De todas as aptidões observadas nos idiotas e nos imbecis, as artísticas e as matemáticas foram as mais notadas por quase todos os psiquiatras. “Mais”, diz Solier (2*), tous les arts ne donnent pas lieu à des tendances analogues, et c’est surtout pour la musique qu’on les reencontre bien plus que pour le dessin, la peinture ou la sculpture”. E, mais adiante: “Comme ces sauvages qui accompagnent leur chant monotone de mouvements cadencés, toujours les mêmes, les idiots qui chantonnent accompagnent aussi leur chantonnement d’un balancement de la tête et du corps”.
“Quelquefois, des idiots, qui ne savent pas prononcer un mot, retiennent du premier coup un air meme assez difficile qu’ils fredonnent juste ensuite. Chez d’autres la musique fait cesser leurs cris ou bien ils adaptent leur balancement à son rhythme”.
Séguin (3*) diz também: “Généralement, l’idiot aime et saisait très bien les rhythmes, je dirai plus: cette faculté que l’on nomme faculté musicale, est le proper des idiots caractérisés. Je n’ai pas vu d’idiots (à moins qu’ils ne fussent frappes de non myotilité ou de paralysie) qui n’exprimassent le plus vif plaisir à l’audition d’um morceau de musique. J’en ai vu un grand nombre qui chantaient juste, quoique parlant mal ou à peine. Ils sont plus sensibles aux rhythmes énergiques, rapidez et gais qu’aux mesures lentes et graves. Sans doute, parce que plus les vibrations sont nombreuses, plus leur action est matériellement énergique. Ils sont également plus sensibles à la musique instrumentale qu’à la voix humaine”.  

Notas de Osório César:

1 – Wallaschek – Primitive Musik. Cit. por Ribot, pag. 139.
2 – Cit. por Grosse, pag. 213.
3 – Roquette Pinto. Rondônia. 2ª ed. Pag. 139.
1* - Über Störungen der musikalischen Reproduktion der Schizophrenico. Algm. Deutsch fur Psychiatrie. Berlim, 1918, vol. 70.

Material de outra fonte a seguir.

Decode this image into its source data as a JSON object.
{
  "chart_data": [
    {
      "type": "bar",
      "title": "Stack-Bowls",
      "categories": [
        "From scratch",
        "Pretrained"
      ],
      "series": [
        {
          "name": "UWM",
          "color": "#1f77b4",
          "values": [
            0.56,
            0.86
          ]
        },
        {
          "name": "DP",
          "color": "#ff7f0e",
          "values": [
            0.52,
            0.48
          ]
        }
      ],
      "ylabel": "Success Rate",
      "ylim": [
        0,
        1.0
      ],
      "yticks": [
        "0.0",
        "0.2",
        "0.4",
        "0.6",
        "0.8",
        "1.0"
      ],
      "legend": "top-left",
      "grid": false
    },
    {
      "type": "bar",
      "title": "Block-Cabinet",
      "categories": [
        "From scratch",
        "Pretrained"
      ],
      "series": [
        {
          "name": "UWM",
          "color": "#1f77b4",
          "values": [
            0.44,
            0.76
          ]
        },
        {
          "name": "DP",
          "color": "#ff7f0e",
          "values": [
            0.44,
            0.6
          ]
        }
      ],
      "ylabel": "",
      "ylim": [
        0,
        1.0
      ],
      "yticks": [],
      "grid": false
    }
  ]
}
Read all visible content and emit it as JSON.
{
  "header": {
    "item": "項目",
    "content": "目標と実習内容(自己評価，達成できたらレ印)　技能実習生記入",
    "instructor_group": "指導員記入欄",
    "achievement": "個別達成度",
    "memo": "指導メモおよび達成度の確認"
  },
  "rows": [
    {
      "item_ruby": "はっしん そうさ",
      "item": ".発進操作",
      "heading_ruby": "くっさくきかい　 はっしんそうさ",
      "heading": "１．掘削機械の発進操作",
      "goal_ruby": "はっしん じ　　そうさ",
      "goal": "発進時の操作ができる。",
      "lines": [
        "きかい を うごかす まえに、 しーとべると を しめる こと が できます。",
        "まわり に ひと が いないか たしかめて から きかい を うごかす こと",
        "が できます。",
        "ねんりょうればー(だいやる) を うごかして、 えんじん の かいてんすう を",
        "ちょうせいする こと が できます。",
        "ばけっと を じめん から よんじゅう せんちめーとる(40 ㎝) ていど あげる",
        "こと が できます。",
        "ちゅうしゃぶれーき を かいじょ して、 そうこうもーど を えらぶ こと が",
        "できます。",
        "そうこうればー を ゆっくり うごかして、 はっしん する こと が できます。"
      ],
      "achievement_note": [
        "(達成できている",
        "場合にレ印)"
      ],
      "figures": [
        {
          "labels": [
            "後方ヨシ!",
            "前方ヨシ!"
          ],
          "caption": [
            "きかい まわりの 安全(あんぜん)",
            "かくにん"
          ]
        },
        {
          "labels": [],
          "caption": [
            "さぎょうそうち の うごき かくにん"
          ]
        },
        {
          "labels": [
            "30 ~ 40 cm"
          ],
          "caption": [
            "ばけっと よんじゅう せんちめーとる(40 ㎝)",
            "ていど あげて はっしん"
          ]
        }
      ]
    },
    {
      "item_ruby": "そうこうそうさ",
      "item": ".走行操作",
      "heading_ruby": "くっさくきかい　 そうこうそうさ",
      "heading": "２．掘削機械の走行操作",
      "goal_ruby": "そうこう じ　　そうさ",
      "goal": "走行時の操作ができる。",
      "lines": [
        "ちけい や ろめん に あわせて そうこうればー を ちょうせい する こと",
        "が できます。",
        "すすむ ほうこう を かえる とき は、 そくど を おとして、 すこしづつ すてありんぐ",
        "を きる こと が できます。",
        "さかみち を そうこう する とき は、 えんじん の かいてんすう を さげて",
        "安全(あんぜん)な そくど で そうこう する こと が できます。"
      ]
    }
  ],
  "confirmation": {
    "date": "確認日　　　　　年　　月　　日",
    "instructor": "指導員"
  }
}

1** - Bilac já descreveu a música brasileira, em síntese, no immortal soneto, que abaixo transcrevemos:

Música Brasileira (“Tarde”. Francisco Alves, 1919).

Tens, às vezes, o fogo soberano
Do amor; encerras na cadência acesa,
Em requebros e encantos de impureza,
Todo o feitiço do pecado humano.

Mas, sobre essa volúpia erra a Tristeza
Dos desertos, das matas e do oceano:
Bárbara poracé, banzo africano,
E soluços de trova portuguesa.

És samba e jongo, chiba e fado, cujos
Acordes são desejos e orfandades
De selvagens, cativos e marujos:

E em nostalgias e paixões consistes,
Lasciva do beijo de três saudades,
Flor amorosa de três raças tristes.   

1*** - História da Música Brasileira. Briguiet. Rio, 1926.
1**** - Über musikalisches Gehör bei Schwachsinnigen. Die Stimme, 1908.
2* - Psychologie de L’Idiot et de L’Imbecile. Fel. Alcan. Paris, 1901.
3* - Traitement moral des idiots. 

Observação sobre o texto:
Conforme já comentado em outras partes, deve-se levar em consideração a linguagem e os termos usados por Osório Cesar como vigentes em uma linguagem científica dos anos 1920, que pode soar preconceituosa ou estranha para os nossos dias. Naquele momento ele trazia um novo olhar para o doente mental, dando atenção à sua arte.